= Henry Carrington Lancaster =

Henry Carrington Lancaster (November 10, 1882 – January 29, 1954) was a prominent American scholar—the world's foremost expert on French dramatic literature in the 16th through 18th centuries.

Lancaster's scholarship was recognised in France with the Légion d'honneur (chevalier in 1932, promoted to officer in 1948) and an honorary doctorate from the Sorbonne in 1946. He was elected a member of the American Philosophical Society in 1938 and the American Academy of Arts and Sciences in 1939. For most of Lancaster's academic life, he was chair of the Romance Languages Department and professor of French literature at Johns Hopkins University. "A meticulous scholar and a mine of factual information," he authored twenty volumes on French dramatic literature. In its June 2008 issue, Johns Hopkins Magazine chose two professors who epitomized the most excellent, distinguished and well-loved, throughout the history of Johns Hopkins: one in recent times, and one past. Lancaster was selected for a feature article and full-page photograph. Carrington Lancaster's papers are held at Johns Hopkins.

==Life==
Lancaster was born in Richmond, Virginia, as one of 13 siblings. He graduated with a B.A. within three years from the University of Virginia, then taught for a year at a southern private boys' school, before earning his PhD at Johns Hopkins University in 1907. He chose Amherst College for his first academic research and teaching appointment. One of his closest professor friends there introduced Carrington—a tall handsome bachelor—to his younger sister, Helen Converse Clark—beautiful smart and poetic. Lancaster fell in love lifelong, as she with him. She was a student at Barnard College at the time, and daughter of the eminent U.S. economist Johns Bates Clark of Columbia University (advisor to three presidents, honored namesake of the nation's annual John Bates Clark Award in Economics). He married Helen Clark in 1913, and they made their first home in Amherst, where they were neighbors and close friends of Robert Frost. Their first two children, John Huntington Lancaster, and Helen Clark Lancaster were born in Amherst (Robert Frost awaiting Helen's birth with Lancaster on his back porch).

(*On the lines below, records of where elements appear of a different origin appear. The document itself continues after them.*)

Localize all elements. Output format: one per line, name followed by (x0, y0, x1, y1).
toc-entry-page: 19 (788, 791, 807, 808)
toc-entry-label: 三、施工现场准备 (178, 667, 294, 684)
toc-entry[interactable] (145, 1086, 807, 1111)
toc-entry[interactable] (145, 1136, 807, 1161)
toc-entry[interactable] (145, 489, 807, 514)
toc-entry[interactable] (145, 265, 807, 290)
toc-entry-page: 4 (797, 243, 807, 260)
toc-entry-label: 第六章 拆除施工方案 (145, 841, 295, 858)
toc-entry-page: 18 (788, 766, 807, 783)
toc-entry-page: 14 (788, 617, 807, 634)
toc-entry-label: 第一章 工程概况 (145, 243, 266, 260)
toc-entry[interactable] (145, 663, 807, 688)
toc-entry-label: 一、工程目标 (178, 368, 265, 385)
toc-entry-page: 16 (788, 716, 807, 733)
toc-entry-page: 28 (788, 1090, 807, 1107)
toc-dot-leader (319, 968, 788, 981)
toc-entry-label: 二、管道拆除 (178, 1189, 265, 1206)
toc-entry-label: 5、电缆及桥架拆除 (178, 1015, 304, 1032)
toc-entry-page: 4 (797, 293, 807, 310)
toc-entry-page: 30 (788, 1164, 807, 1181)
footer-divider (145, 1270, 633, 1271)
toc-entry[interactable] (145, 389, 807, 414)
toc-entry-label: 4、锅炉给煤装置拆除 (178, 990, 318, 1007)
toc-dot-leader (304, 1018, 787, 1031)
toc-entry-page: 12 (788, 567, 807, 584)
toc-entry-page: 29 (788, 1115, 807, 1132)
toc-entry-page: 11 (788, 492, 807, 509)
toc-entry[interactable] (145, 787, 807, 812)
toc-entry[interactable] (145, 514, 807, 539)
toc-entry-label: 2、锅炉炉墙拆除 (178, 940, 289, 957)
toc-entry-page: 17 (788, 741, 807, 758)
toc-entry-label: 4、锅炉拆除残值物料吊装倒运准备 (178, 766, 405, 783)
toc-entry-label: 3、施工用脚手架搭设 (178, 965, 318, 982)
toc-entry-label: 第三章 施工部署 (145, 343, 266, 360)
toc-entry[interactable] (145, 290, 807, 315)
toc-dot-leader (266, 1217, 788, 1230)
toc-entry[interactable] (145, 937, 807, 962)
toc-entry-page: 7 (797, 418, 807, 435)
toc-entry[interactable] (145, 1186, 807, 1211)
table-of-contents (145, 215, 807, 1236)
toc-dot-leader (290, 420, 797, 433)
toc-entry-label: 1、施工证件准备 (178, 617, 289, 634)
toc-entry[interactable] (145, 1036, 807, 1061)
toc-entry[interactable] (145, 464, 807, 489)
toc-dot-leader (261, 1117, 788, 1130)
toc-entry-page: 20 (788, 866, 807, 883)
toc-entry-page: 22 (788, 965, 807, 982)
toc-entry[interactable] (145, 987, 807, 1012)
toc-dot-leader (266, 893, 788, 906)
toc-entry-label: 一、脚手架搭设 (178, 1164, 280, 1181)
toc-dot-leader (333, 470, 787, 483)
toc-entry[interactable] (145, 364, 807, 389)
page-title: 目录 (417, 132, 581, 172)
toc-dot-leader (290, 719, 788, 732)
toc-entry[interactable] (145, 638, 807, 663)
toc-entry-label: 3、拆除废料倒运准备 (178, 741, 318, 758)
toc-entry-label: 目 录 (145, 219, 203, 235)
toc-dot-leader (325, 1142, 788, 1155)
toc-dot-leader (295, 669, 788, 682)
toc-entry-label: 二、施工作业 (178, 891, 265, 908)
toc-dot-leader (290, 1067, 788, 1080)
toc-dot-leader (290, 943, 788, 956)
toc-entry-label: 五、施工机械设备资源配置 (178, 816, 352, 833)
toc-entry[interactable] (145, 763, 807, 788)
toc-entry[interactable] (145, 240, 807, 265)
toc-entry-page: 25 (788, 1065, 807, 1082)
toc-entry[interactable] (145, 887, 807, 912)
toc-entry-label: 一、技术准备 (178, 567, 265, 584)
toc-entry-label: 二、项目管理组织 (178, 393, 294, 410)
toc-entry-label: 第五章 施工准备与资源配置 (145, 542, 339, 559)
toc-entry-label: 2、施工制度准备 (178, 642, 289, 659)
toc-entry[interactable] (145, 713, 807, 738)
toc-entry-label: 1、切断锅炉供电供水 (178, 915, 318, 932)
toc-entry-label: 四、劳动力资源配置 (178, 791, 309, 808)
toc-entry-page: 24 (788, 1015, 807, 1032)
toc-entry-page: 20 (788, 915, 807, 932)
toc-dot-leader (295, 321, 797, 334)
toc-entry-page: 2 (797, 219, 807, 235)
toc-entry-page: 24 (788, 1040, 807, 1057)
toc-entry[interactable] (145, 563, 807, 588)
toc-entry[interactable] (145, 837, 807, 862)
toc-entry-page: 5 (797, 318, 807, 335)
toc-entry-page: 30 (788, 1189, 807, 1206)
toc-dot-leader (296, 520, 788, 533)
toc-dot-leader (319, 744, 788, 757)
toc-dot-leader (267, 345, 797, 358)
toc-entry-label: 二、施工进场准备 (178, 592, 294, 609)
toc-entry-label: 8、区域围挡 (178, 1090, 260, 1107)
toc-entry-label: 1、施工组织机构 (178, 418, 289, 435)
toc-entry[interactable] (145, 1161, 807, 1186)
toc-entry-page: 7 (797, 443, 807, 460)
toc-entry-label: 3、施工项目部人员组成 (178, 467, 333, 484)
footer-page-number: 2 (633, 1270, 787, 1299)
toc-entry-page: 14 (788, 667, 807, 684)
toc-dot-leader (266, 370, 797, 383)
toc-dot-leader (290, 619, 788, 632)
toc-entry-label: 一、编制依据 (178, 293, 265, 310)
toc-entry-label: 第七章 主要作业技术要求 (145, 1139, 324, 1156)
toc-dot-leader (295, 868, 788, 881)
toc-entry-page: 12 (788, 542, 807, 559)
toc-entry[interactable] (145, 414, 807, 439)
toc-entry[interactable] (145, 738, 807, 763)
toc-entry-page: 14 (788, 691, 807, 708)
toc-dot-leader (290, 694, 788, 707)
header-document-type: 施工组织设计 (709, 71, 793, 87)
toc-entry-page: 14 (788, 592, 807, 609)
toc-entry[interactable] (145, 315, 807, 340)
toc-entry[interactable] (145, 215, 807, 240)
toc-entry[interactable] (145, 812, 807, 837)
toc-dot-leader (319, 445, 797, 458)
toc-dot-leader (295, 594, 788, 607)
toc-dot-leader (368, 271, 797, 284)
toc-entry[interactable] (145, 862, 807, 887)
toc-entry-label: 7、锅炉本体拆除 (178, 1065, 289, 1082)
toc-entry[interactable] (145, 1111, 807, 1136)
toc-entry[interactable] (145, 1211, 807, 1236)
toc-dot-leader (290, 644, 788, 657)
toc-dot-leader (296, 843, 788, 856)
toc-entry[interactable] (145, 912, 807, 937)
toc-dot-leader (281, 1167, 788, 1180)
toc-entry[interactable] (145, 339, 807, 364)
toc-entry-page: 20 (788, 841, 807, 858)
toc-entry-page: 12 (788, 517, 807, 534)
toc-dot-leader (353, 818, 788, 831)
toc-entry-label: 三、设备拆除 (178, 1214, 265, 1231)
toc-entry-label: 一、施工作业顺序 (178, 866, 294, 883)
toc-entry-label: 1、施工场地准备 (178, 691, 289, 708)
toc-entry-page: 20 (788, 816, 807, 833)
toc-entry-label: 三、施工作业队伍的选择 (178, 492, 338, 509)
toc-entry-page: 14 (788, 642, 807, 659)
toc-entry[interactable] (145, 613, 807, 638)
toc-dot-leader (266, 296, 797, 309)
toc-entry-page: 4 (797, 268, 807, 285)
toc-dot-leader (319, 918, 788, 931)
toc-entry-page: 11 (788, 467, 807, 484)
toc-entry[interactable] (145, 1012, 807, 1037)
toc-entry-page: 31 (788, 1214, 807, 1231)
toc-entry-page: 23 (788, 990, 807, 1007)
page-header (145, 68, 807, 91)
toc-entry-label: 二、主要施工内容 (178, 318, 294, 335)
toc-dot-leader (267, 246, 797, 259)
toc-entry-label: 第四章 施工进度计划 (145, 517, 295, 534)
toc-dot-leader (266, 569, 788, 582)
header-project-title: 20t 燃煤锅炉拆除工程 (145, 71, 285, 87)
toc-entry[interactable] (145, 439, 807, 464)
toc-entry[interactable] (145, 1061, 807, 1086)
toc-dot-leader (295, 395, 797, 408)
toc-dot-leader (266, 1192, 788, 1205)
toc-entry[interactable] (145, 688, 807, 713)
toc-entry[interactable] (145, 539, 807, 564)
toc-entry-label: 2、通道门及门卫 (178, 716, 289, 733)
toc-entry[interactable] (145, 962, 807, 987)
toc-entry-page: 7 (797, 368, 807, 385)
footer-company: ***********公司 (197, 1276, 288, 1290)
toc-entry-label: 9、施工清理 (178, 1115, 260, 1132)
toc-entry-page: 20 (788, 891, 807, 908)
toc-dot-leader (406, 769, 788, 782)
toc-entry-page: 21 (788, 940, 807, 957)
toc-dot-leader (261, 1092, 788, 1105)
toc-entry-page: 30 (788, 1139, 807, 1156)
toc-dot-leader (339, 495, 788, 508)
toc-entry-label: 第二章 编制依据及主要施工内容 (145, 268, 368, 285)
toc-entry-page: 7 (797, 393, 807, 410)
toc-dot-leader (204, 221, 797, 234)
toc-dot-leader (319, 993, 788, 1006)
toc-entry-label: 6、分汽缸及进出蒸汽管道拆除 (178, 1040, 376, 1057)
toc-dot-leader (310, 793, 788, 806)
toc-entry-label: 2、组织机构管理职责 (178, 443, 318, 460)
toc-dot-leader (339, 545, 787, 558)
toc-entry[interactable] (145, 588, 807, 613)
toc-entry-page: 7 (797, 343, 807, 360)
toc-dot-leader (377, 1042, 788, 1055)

After moving to Baltimore In 1919— to succeed Edward C. Armstrong as professor at Johns Hopkins— Maria Dabney Lancaster and Henry C. Lancaster Jr. were born. The family spent his sabbaticals in France. So beloved and respected was Carrington by his students, academic peers and friends, that they presented him with Adventures of a literary historian, a collection of his writings in anticipation of his sixtieth birthday, November 10, 1942.

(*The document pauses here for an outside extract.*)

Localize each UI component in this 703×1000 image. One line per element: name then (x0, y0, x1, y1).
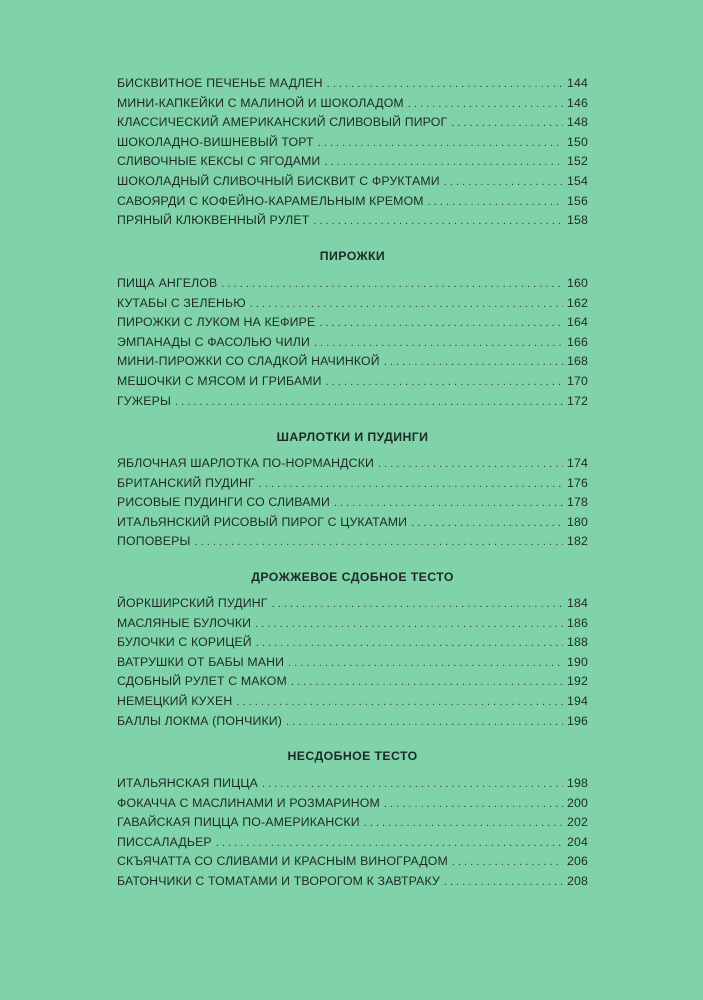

Lancaster, a Baltimorean, also wrote and spoke about Democratic causes. Originally Episcopalian, he became a Presbyterian church-goer with his family. They loved summer weeks at Rockywold-Deephaven Camps in Holderness, NH. Lancaster also enjoyed swimming, walking/hiking in nature, entertaining colleagues and friends, writing clever poems and limericks, and taking care of the family dog, Blarney.

==Works==
- The French Tragi-Comedy: its origin and development from 1552 to 1628, 1907.
- Pierre Du Ryer, dramatist, 1912.
- A History of French Dramatic Literature in the Seventeenth Century, nine volumes, 1929–1942.
- Five French Farces, 1655–1694, as editor, 1937.
- The Comédie française, 1680–1701: plays, actors, spectators, finances, 1941.
- Adventures of a Literary Historian: a collection of his writings presented to H. Carrington Lancaster by his former students and other friends in anticipation of his sixtieth birthday, November 10, 1942, 1942.
- Sunset, a History of Parisian Drama in the Last Years of Louis XIV, 1701–1715, 1945.
- French Tragedy in the Time of Louis XV and Voltaire, 1715–1774, two volumes, 1950.
- The Comédie française, 1701–1774: plays, actors, spectators, finances, 1951.
- French Tragedy in the Reign of Louis XVI and the Early years of the French Revolution, 1774–1792, 1953.
- Actors' roles at the Comédie française, 1953.